Historiador acadêmico e editor do blog Jazz Right Now, Bradley baseia-se em extensas entrevistas com Parker e seus associados, levando-nos desde sua infância no South Bronx, através de seus anos de formação na Loft Scene dos anos 1970, até seu advento como bandleader a partir da década de 1990. Bradley também traça a ancestralidade de Parker da África Ocidental a Nova York através das Carolinas, fornecendo um contexto histórico profundo para sua discussão sobre as influências culturais e as condições materiais que moldaram Parker.
Nascido em 1952, Parker cresceu em um South Bronx desestabilizado pela construção da via expressa Cross-Bronx de Robert Moses, que dividiu bairros e destruiu a economia local. A área, escreve Bradley, se tornou "a face da pobreza urbana afro-americana e o sistema de violência estrutural que a mantinha".
Apesar de sua pobreza, os pais de Parker, Mary Louise e Thomas, garantiram que toda a renda extra fosse para as crianças. William e seu irmão mais velho, Thomas, cresceram em torno da música. Duke Ellington era um acessório no toca-discos da família e, na adolescência, os meninos gastavam seu dinheiro em LPs de jazz moderno de selos como Verve e Atlantic. Eles foram encorajados a aprender a tocar instrumentos musicais - o sonho de Thomas Sr. era que eles tocassem na Orquestra Duke Ellington - com Thomas aprendendo saxofone e William experimentando trompete, trombone e, posteriormente, violoncelo.
Embora Parker se saísse bem na escola, ele foi alienado por um sistema educacional racista que dizia aos alunos negros "vocês nunca serão nada na vida". Superando sua timidez e a ansiedade da pobreza, Parker alcançou a auto-realização, escreve Bradley , por meio de “um processo triplo de auto-respeito, espiritualidade e uma fome autodidática por arte e conhecimento.” Por sua vez, os movimentos Black Power e Black Arts incutiram um sentimento de orgulho recém-descoberto no Parker adolescente.
O inovador programa de televisão Soul! De Ellis Haizlip - tema de um novo documentário - teve uma profunda influência em Parker, expondo-o a uma esfera pública negra na qual artistas como Sonia Sanchez, James Baldwin e Curtis Mayfield podiam falar sobre cultura, sociedade e política. O programa apresentou Parker ao poeta Amiri Baraka e ele se tornou um grande colecionador de pequenas publicações de poetas como Larry Neal, Nikki Giovanni e Kenneth Patchen.

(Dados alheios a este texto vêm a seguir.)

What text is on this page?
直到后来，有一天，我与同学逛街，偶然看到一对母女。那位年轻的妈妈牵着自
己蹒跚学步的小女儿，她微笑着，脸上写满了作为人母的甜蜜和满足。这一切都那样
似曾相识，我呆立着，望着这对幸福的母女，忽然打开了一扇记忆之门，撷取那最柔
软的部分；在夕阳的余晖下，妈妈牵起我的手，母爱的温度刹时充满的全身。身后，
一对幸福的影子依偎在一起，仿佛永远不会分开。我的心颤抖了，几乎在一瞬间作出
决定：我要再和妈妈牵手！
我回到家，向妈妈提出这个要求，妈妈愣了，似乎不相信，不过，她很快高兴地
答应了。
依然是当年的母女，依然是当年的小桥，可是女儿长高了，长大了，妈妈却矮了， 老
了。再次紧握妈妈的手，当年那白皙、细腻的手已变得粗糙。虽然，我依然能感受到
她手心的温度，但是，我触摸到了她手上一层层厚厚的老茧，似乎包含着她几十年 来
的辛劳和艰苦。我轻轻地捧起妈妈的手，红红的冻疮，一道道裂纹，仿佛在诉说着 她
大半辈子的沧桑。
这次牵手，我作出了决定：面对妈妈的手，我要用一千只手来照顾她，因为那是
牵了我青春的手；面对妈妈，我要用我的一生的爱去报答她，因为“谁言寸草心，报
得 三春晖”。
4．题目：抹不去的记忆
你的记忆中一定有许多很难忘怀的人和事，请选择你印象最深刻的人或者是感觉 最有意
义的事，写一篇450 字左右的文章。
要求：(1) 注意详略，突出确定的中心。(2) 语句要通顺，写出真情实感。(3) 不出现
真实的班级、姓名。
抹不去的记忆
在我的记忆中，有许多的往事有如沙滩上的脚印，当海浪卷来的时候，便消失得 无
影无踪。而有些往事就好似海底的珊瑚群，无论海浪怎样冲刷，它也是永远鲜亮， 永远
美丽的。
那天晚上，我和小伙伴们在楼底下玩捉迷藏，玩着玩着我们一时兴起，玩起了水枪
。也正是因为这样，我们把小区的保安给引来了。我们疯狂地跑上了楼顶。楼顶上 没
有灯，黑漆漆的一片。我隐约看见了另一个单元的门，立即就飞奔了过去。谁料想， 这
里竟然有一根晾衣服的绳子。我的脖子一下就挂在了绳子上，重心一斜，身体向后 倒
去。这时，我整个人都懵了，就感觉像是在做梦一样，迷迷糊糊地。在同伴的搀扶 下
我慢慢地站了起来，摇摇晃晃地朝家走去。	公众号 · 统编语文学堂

A poesia levou Parker ao teatro experimental de Jerzy Grotowski, cuja ênfase em promover mudanças sobre o público o compeliu a ver o ato de criação musical ao vivo como um ato transformador para o artista e para o público. O cinema também foi fundamental, abrindo-o para um mundo além dos projetos. Ao ler Jonas Mekas em Village Voice, Parker descobriu o cinema experimental de Stan Brakhage, cujos conceitos revolucionários sobre a percepção permitiram que Parker repensasse as formas existentes de ver e ouvir. Em outra vida, Parker poderia ter se tornado um cineasta, mas, como observa Bradley, sua criatividade não estava ligada a gêneros ou disciplinas. Um inspirou o outro.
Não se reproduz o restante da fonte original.